What we are wanting to do is create a local data repository for our lab memebers to organize, search upon, access, catalog, reference our data, etc. I feel that CKAN can do all of these things; however, I'm not sure how it will handle these tasks for the data we actually have (I could be wrong, which is why I'm asking).
Our lab is procuring a lot of data for internal use. We would like to be able to catalog and organize this data within our group (maybe CKAN?) so people can push data to the catalog, and pull the data and use it. Some use cases would be, having ACL to the data, web interface, search, browse, organize, add, delete, update datasets etc. While CKAN looks to be a very good fit for this, the problem comes in with the data (more so the amount) we are trying to deal with.
We are wanting to catalog anything from terabytes of images (200k+ images), geospatial data in various formats, twitter streams (TBs of JSON data), database dump files, binary data, machine learning models, etc. I wouldn't think it would be reasonable to add 100k 64MB JSON files as a resource to a CKAN dataset, or is it? We realize we aren't going to be able to search within this JSON/images/geo data, which is fine. But we would like to find information out on if we had the data available (e.g. we search "twitter 2015-02-03"), a type of metadata search if you will. Using a local file store within CKAN, what happens if a user requests 200k images? Would the system become unresponsive when it is having to answer these requests?
I've seen CKAN used on the datahub.io and the vast majority of that stuff is small CSV files, small 2-3MB zip files, and no more than 20 or 30 individual files within a dataset.
So is CKAN capable of doing what we want?
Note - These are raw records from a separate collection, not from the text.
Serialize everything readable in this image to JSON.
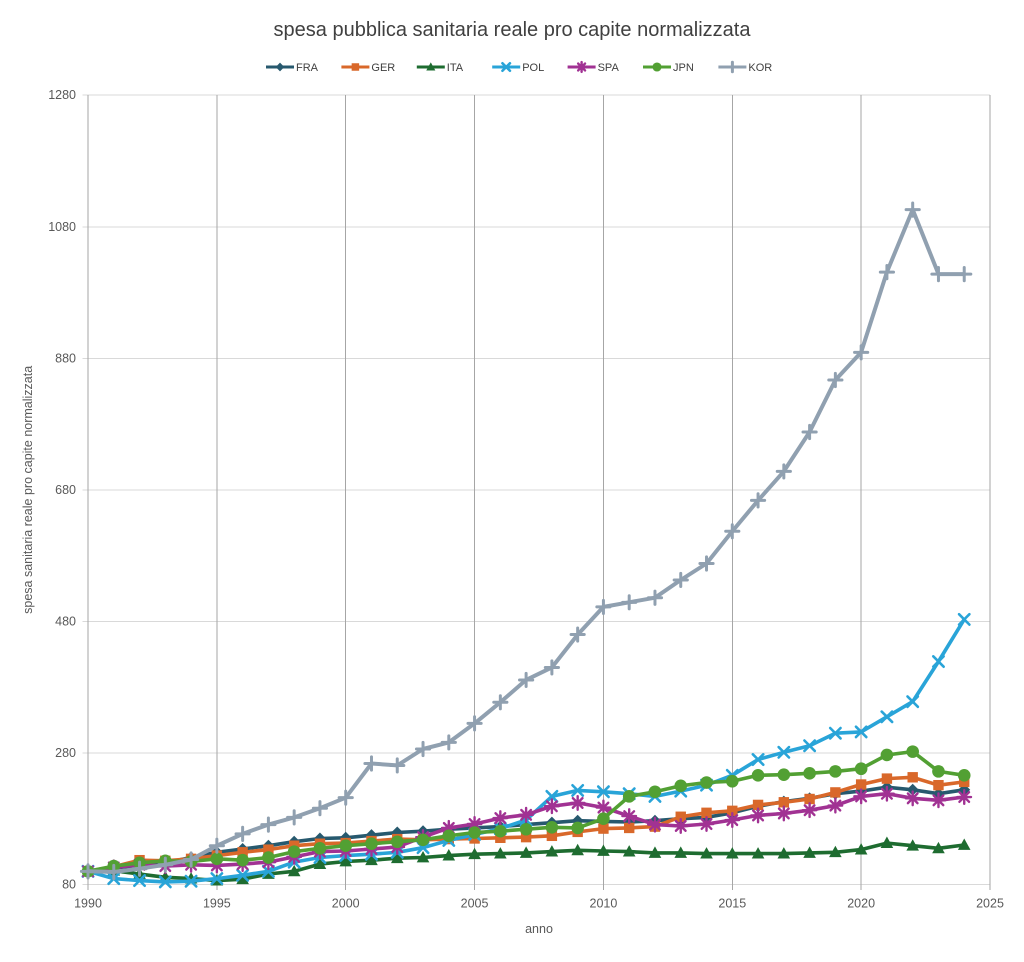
{
  "chart_data": {
    "type": "line",
    "title": "spesa pubblica sanitaria reale pro capite normalizzata",
    "xlabel": "anno",
    "ylabel": "spesa sanitaria reale pro capite normalizzata",
    "xlim": [
      1990,
      2025
    ],
    "ylim": [
      80,
      1280
    ],
    "xticks": [
      1990,
      1995,
      2000,
      2005,
      2010,
      2015,
      2020,
      2025
    ],
    "yticks": [
      80,
      280,
      480,
      680,
      880,
      1080,
      1280
    ],
    "grid": {
      "horizontal_color": "#d9d9d9",
      "vertical_color": "#a6a6a6",
      "show": true
    },
    "legend_position": "top",
    "text_colors": {
      "title": "#404040",
      "ticks": "#595959",
      "axis_titles": "#595959",
      "legend": "#404040"
    },
    "x": [
      1990,
      1991,
      1992,
      1993,
      1994,
      1995,
      1996,
      1997,
      1998,
      1999,
      2000,
      2001,
      2002,
      2003,
      2004,
      2005,
      2006,
      2007,
      2008,
      2009,
      2010,
      2011,
      2012,
      2013,
      2014,
      2015,
      2016,
      2017,
      2018,
      2019,
      2020,
      2021,
      2022,
      2023,
      2024
    ],
    "series": [
      {
        "name": "FRA",
        "color": "#27596e",
        "marker": "diamond",
        "values": [
          100,
          105,
          109,
          113,
          121,
          129,
          134,
          139,
          145,
          150,
          151,
          155,
          159,
          161,
          164,
          166,
          168,
          171,
          174,
          177,
          176,
          175,
          177,
          180,
          182,
          189,
          199,
          206,
          211,
          218,
          222,
          228,
          224,
          218,
          224
        ]
      },
      {
        "name": "GER",
        "color": "#d9682a",
        "marker": "square",
        "values": [
          100,
          107,
          117,
          116,
          119,
          124,
          129,
          133,
          139,
          142,
          143,
          146,
          149,
          148,
          149,
          150,
          151,
          152,
          154,
          160,
          165,
          166,
          168,
          183,
          189,
          192,
          201,
          205,
          210,
          220,
          232,
          241,
          243,
          231,
          236
        ]
      },
      {
        "name": "ITA",
        "color": "#1e6c30",
        "marker": "triangle",
        "values": [
          100,
          101,
          96,
          91,
          89,
          86,
          88,
          96,
          100,
          111,
          115,
          117,
          120,
          121,
          124,
          126,
          127,
          128,
          130,
          132,
          131,
          130,
          128,
          128,
          127,
          127,
          127,
          127,
          128,
          129,
          133,
          143,
          139,
          135,
          140
        ]
      },
      {
        "name": "POL",
        "color": "#29a4d8",
        "marker": "x",
        "values": [
          100,
          89,
          86,
          84,
          85,
          89,
          94,
          100,
          114,
          121,
          124,
          126,
          129,
          136,
          147,
          156,
          165,
          178,
          214,
          223,
          221,
          218,
          214,
          222,
          231,
          246,
          270,
          281,
          291,
          310,
          312,
          335,
          358,
          419,
          483
        ]
      },
      {
        "name": "SPA",
        "color": "#a13293",
        "marker": "star",
        "values": [
          100,
          106,
          110,
          108,
          110,
          109,
          111,
          114,
          122,
          130,
          131,
          134,
          137,
          152,
          166,
          172,
          181,
          186,
          199,
          204,
          197,
          184,
          171,
          169,
          172,
          178,
          185,
          188,
          193,
          200,
          214,
          218,
          211,
          208,
          213
        ]
      },
      {
        "name": "JPN",
        "color": "#52a033",
        "marker": "circle",
        "values": [
          100,
          108,
          113,
          116,
          115,
          119,
          117,
          121,
          130,
          135,
          139,
          142,
          145,
          148,
          154,
          159,
          161,
          164,
          167,
          166,
          180,
          214,
          221,
          230,
          235,
          237,
          246,
          247,
          249,
          252,
          256,
          277,
          282,
          252,
          246
        ]
      },
      {
        "name": "KOR",
        "color": "#90a0b0",
        "marker": "plus",
        "values": [
          100,
          99,
          104,
          110,
          118,
          139,
          157,
          171,
          182,
          196,
          212,
          264,
          261,
          286,
          296,
          325,
          357,
          391,
          410,
          460,
          502,
          509,
          516,
          543,
          568,
          617,
          664,
          708,
          768,
          847,
          889,
          1011,
          1106,
          1008,
          1008
        ]
      }
    ]
  }
}
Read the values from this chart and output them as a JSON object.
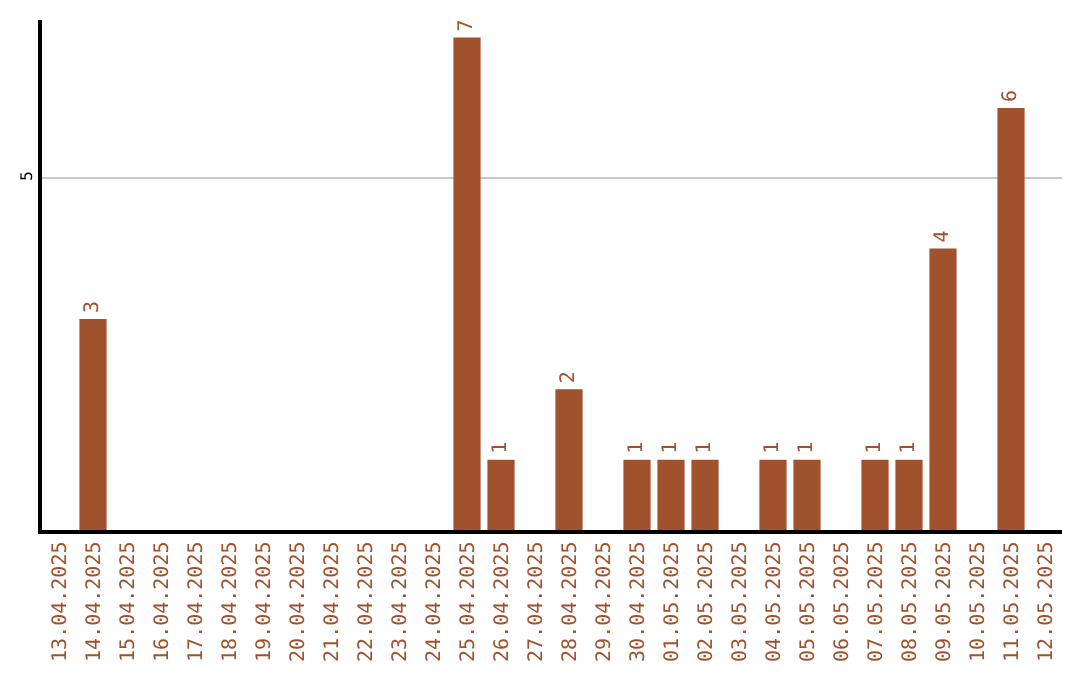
{
  "chart_data": {
    "type": "bar",
    "categories": [
      "13.04.2025",
      "14.04.2025",
      "15.04.2025",
      "16.04.2025",
      "17.04.2025",
      "18.04.2025",
      "19.04.2025",
      "20.04.2025",
      "21.04.2025",
      "22.04.2025",
      "23.04.2025",
      "24.04.2025",
      "25.04.2025",
      "26.04.2025",
      "27.04.2025",
      "28.04.2025",
      "29.04.2025",
      "30.04.2025",
      "01.05.2025",
      "02.05.2025",
      "03.05.2025",
      "04.05.2025",
      "05.05.2025",
      "06.05.2025",
      "07.05.2025",
      "08.05.2025",
      "09.05.2025",
      "10.05.2025",
      "11.05.2025",
      "12.05.2025"
    ],
    "values": [
      null,
      3,
      null,
      null,
      null,
      null,
      null,
      null,
      null,
      null,
      null,
      null,
      7,
      1,
      null,
      2,
      null,
      1,
      1,
      1,
      null,
      1,
      1,
      null,
      1,
      1,
      4,
      null,
      6,
      null
    ],
    "color": "#a0522d",
    "ylim": [
      0,
      7.25
    ],
    "yticks": [
      5
    ],
    "grid": "y",
    "data_labels": true,
    "legend": false
  }
}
If it isn't any suggestions on alternatives?
Edit more specific questions instead of discussion:
I have looked around and googled for information regarding this topic but I haven't see a deployed system with any significant amount of data.
- Is there a limit on the file sizes that I am able to upload (e.g. a zipped 400GB database file)?
- Is there a limit to the number of files I upload as a resource to a dataset within CKAN? (e.g. I create a dataset and upload 250,000 64MB JSON files and the system be usable?)
- The UI doesn't seem to support the capability of uploading multiple files at the time time (e.g. a folder of data as a resource). Is there a tool/extension/plugin that supports this functionality already?
- a. is there any restrictions that would prevent me from using the CKAN API to achieve this?